A diferencia de las viejas compañías de discos, que destinaban buena parte de sus ingresos a buscar y captar talentos, sufragar sus creaciones y promocionarlos, Spotify, al igual que Apple, se limita a ejercer de cadena de transmisión. El golpe, brutal, liquida un siglo de generar cultura. Peor todavía, acostumbrado al gratis total y a la desaparición de los comercios clásicos, no parece que el entusiasmo del público que, poco a poco, acabó por suscribirse a un servicio que ya está presente en 60 países, sirva, de momento, para enjuagar las gigantescas pérdidas. Diez dólares mensuales por millones de canciones todavía no valen como sustituto de los 15 dólares de media que cuesta un cedé (entre 20 y 40 si hablamos de un vinilo). A diferencia del gigante de Cupertino, parapetado tras el salvavidadas que procuran las ventas de teléfonos, Spotify aspira a vivir solo de la música. Quizá no ha comprendido todavía uno de los secretos de los albores del negocio. Cuando en el primer cuarto del siglo XX las compañías que facturaban los primitivos reproductores de música buscaban artistas a los que grabar (casi todo los «bluesman» originales, como Charley Patton y Son House, así como los pioneros del country, empezando por Jimmie Rodgers y la Carter Family). A saber, que la parte del león estaba en el «hardware». Bien en forma de victrolas bien en la de las actuales tabletas. Y que para vender aquellos muebles necesitabas artistas que los nutrieran mediante pizarras, vinilos o cedés. Apple pretende que sean otros los que graben las canciones, pero al menos todavía ofrece la traslación contemporánea de los añejos gramófonos.

Por supuesto que Spotify podría tratar de seguir los pasos de Netflix, ya totalmente volcada en la creación de series y películas propias. Pero la idea parece anatema: lo que resulta lógico en la industria del cine se antoja entre disparatado y antediluviano para la música.

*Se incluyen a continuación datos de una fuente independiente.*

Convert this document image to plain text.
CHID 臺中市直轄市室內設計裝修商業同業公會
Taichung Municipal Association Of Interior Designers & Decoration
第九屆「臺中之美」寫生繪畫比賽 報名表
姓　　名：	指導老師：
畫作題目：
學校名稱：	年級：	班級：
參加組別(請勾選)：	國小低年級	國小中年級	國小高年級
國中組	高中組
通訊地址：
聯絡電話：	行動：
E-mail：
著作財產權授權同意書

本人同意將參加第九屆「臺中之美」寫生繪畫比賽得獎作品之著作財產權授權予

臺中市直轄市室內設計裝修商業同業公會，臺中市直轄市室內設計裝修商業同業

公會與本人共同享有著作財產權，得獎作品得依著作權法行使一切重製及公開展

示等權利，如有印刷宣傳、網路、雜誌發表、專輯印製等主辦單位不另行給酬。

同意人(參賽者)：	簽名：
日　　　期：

Quizá porque Apple, y de otra forma Amazon, demostraron hace mucho que era posible maximizar beneficios a partir del trabajo ajeno.

Como aviso para navegantes resta el batacazo de Neil Young. Ya saben, el rockero canadiense lanzó al mundo un carísimo reproductor portátil, Pono, y una biblioteca de pago. Pero el feo aparato y el servicio basaban todo su posible atractivo en la inaudita posibilidad de descargar y reproducir la música en archivos de alta calidad. Pono ha fracasado de forma ignominiosa, entre otras razones, por el desdén de las nuevas generaciones hacia la calidad de sonido.

Muy deficiente en el MP3 (de Youtube ni hablemos). Quién quiere invertir en facilitar una música alta en kbps si el cliente, que valora por encima de todo la portabilidad, la escuchará en el teléfono o el ordenador. O sea, en unos aparatos a años luz de los estándares no ya de la alta fidelidad, que por supuestísimo, sino de los de cualquier tocadiscos normalito de hace 20 años. De momento, Daniel Ek y compañía. pueden presumir ante inversores y accionistas de no haber cometido las ingenuidades del rockero canadiense.